Gap President and CEO Mickey Drexler offered to work with developers to test new ideas such as coat checks and parcel storage.


LAS VEGAS — Gap President and CEO Millard S. “Mickey” Drexler called on developers at the convention to join with his company in partnership.

“We’re only as good as your shopping centers are,” Drexler told the crowds packing a luncheon session here in May. “It’s an extremely competitive environment, moving at warp speed, and together we have to be more creative and smart about our business.”

His remarks contrasted sharply with his last ICSC presentation at the 1994 Fall Convention in San Francisco where he railed against CAM charges. Six years later, he struck a more collaborative posture, noting that retailers and shopping centers share one goal — to provide customers the experience they want — and that Gap will join with its landlords to do just that.

“You have to work hard with us to be as innovative as we can, because believe me the customer figures it out first,” Drexler said, noting that Gap’s own “reinvention” efforts are an attempt to satisfy the customer and stay ahead of the curve. “You can help us,” he added, inviting developers to voice complaints and observations so that his company can improve its stores.

Returning the favor, Drexler used the occasion to stimulate developers to improve their projects, too. “I look at the shopping center — rightly or wrongly — as a town square or village,” he said. “What do you have to do to bring people there? You can do one little thing and be famous for it.”

Noting that Gap’s operative strategy is to keep things simple, Drexler encouraged developers to do the same: “Keep it simple and easy, convenient and accessible. Why won’t consumers buy online if stores and shopping centers are a hassle? Convenience is important to all of us. What can you do to make it easier?”

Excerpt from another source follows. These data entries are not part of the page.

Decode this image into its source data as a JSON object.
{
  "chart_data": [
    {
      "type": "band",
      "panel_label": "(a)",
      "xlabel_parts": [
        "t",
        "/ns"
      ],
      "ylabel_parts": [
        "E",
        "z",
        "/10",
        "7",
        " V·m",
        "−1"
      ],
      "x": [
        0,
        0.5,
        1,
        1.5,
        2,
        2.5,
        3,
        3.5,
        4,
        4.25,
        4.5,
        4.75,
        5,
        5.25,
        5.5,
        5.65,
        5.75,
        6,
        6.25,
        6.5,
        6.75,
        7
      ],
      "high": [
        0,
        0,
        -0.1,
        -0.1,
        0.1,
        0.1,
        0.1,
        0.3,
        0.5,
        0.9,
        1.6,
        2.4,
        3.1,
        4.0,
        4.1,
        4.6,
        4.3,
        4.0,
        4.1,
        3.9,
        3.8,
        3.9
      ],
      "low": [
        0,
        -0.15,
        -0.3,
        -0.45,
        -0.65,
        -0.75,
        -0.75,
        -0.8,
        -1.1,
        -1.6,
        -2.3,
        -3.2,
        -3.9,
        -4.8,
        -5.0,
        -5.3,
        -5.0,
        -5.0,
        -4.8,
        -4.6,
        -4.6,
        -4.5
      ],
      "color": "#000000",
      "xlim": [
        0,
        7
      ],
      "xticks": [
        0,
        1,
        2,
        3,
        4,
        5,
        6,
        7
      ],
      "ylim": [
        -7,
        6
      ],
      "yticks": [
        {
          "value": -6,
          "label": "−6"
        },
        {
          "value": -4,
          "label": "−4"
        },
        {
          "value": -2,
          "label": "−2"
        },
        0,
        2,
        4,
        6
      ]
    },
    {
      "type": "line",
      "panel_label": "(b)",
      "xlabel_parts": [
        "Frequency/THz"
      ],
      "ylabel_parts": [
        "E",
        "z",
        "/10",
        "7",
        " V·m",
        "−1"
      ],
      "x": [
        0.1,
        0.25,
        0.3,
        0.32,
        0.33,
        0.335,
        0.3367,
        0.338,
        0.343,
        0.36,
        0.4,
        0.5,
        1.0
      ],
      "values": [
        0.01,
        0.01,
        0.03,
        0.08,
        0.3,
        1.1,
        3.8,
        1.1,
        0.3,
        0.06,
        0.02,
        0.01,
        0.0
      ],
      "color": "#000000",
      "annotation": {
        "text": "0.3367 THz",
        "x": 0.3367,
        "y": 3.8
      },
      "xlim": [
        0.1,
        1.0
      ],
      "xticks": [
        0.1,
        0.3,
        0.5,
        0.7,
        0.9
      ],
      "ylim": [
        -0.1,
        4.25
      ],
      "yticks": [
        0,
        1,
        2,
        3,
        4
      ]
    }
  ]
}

He not only suggested ways — such as providing coat checks and parcel storage — that shopping centers could enhance their convenience; he also offered to help. He said that Gap stores could test out such ideas, serving, for example, as a drop-off point for shopping bags — even those filled by other tenants.

Challenging developers to continuously rethink their formulas — including tenant mix — to keep them fresh and appealing, he said, “Treat the entire mall like a department store — turn [the inventory] upside down if you have to.”

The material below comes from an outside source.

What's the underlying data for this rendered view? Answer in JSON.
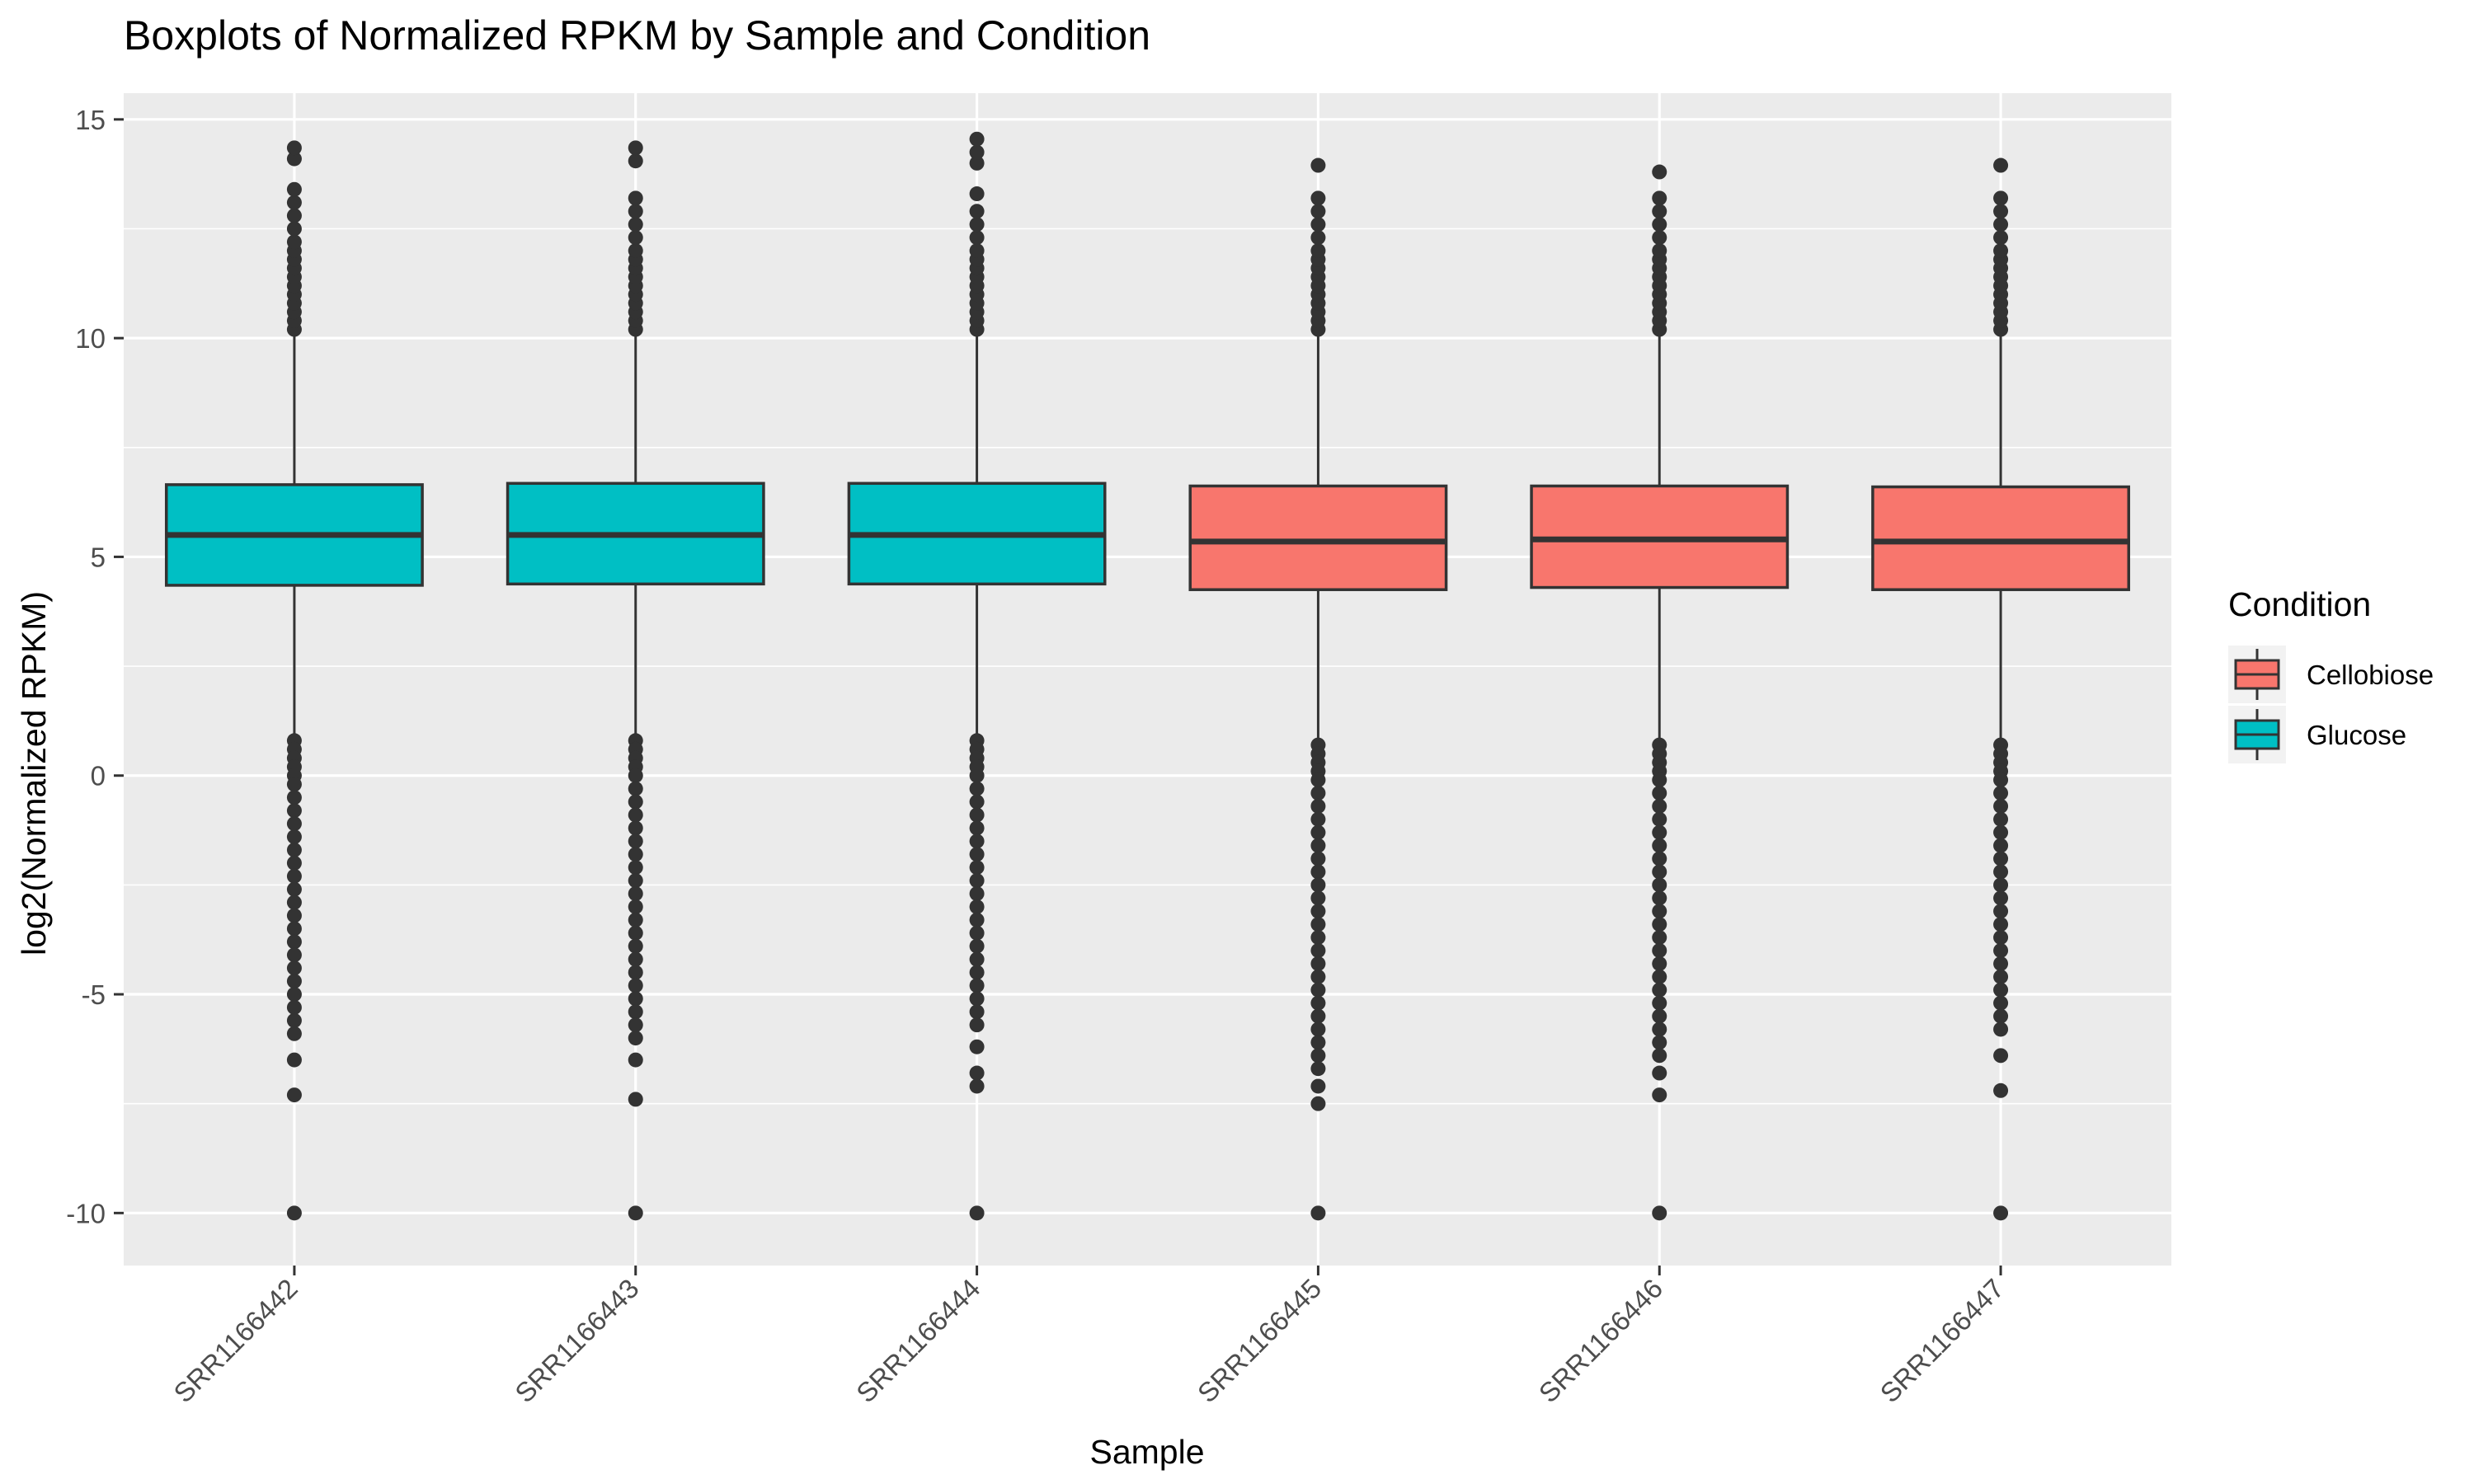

San Francisco-based Gap Inc., which scored $11.6 billion in sales last year, operates more than 3,100 stores worldwide, 570 of them newly opened in 1999. Despite slumping same-store sales, which have given rise to concerns of cannibalization, plans are to open another 600 this year.

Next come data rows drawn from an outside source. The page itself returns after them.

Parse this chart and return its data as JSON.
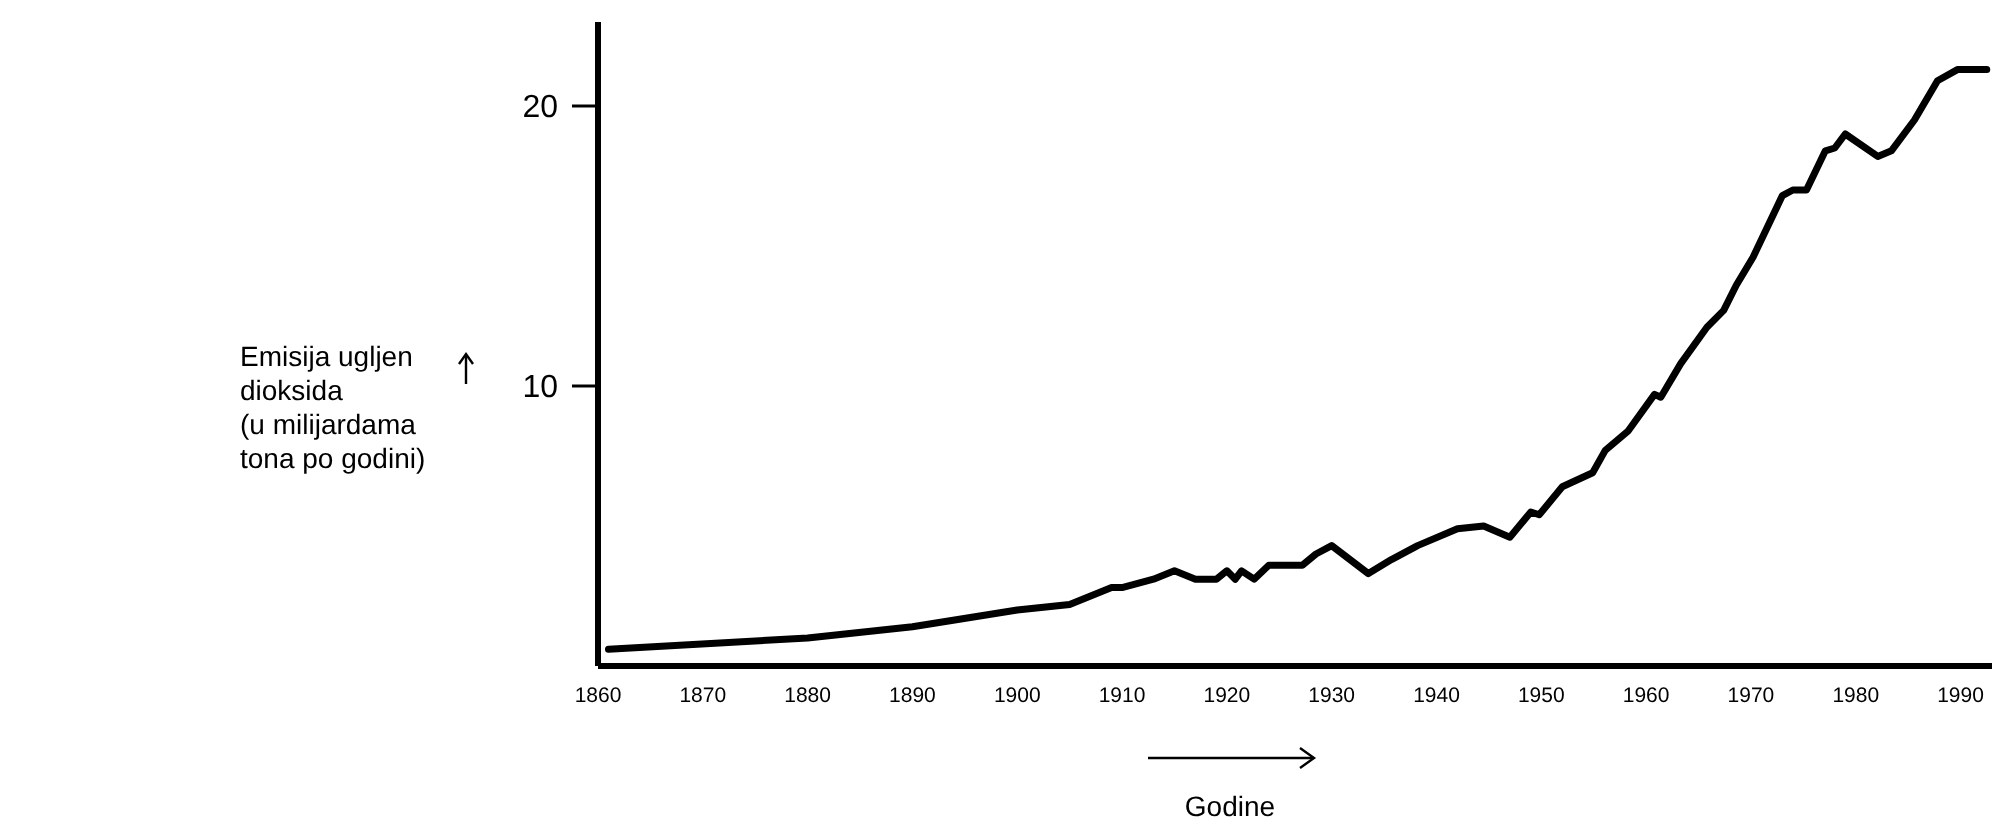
{
  "chart_data": {
    "type": "line",
    "xlabel": "Godine",
    "ylabel": "Emisija ugljen\ndioksida\n(u milijardama\ntona po godini)",
    "xlim": [
      1860,
      1993
    ],
    "xticks": [
      1860,
      1870,
      1880,
      1890,
      1900,
      1910,
      1920,
      1930,
      1940,
      1950,
      1960,
      1970,
      1980,
      1990
    ],
    "ylim": [
      0,
      23
    ],
    "yticks": [
      10,
      20
    ],
    "grid": false,
    "marker": "none",
    "line_style": "solid",
    "series": [
      {
        "color": "#000000",
        "x": [
          1861,
          1880,
          1890,
          1900,
          1905,
          1909,
          1910,
          1913,
          1915,
          1917,
          1919,
          1920,
          1920.8,
          1921.4,
          1922.6,
          1924,
          1927.2,
          1928.5,
          1930,
          1933.5,
          1935.7,
          1938.2,
          1942,
          1944.5,
          1947,
          1949,
          1949.8,
          1952,
          1954.9,
          1956.1,
          1958.3,
          1960.8,
          1961.4,
          1963.3,
          1965.8,
          1967.4,
          1968.6,
          1970.2,
          1973,
          1974,
          1975.3,
          1977.1,
          1978,
          1979,
          1982.1,
          1983.4,
          1985.6,
          1987.8,
          1989.7,
          1992.5
        ],
        "values": [
          0.6,
          1.0,
          1.4,
          2.0,
          2.2,
          2.8,
          2.8,
          3.1,
          3.4,
          3.1,
          3.1,
          3.4,
          3.1,
          3.4,
          3.1,
          3.6,
          3.6,
          4.0,
          4.3,
          3.3,
          3.8,
          4.3,
          4.9,
          5.0,
          4.6,
          5.5,
          5.4,
          6.4,
          6.9,
          7.7,
          8.4,
          9.7,
          9.6,
          10.8,
          12.1,
          12.7,
          13.6,
          14.6,
          16.8,
          17.0,
          17.0,
          18.4,
          18.5,
          19.0,
          18.2,
          18.4,
          19.5,
          20.9,
          21.3,
          21.3
        ]
      }
    ]
  }
}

Drexler defended the company’s aggressive expansion plans, explaining that it owns less than 6% of the apparel market. “Look at Nike, Coke and McDonald’s — they have over 30% of their markets. So we’re lagging in market share — and for us, that’s an exciting statistic.”

Opportunity remains enormous, he said. “We look at our market share by zip code to see where we’re not,” he said. “We’re also looking at our share in your centers. We want to partner with you on getting our fair share.”

So despite Drexler’s willingness to work with developers, his comments suggest that the added value he feels his company brings to centers may entitle it to special privilege.

“We spend more than half a billion dollars on marketing to drive traffic into stores and shopping centers — how many tenants do that?” he said. “It’s an important difference we can make. Gap, Old Navy and Banana Republic are attracting three-quarters of a billion customers each year. That’s a lot of people visiting our stores and your centers.”

The fact that Gap’s three brands are available only in the company’s three chains is another asset to centers, he said. Offering consumers something they can find nowhere else (even if they are T-shirts and jeans) “prevents our products from being commodities.” So don’t expect Gap to ease up on lease negotiations, “We’ll continue to make tough deals to get the right returns on the value of our brands,” he said.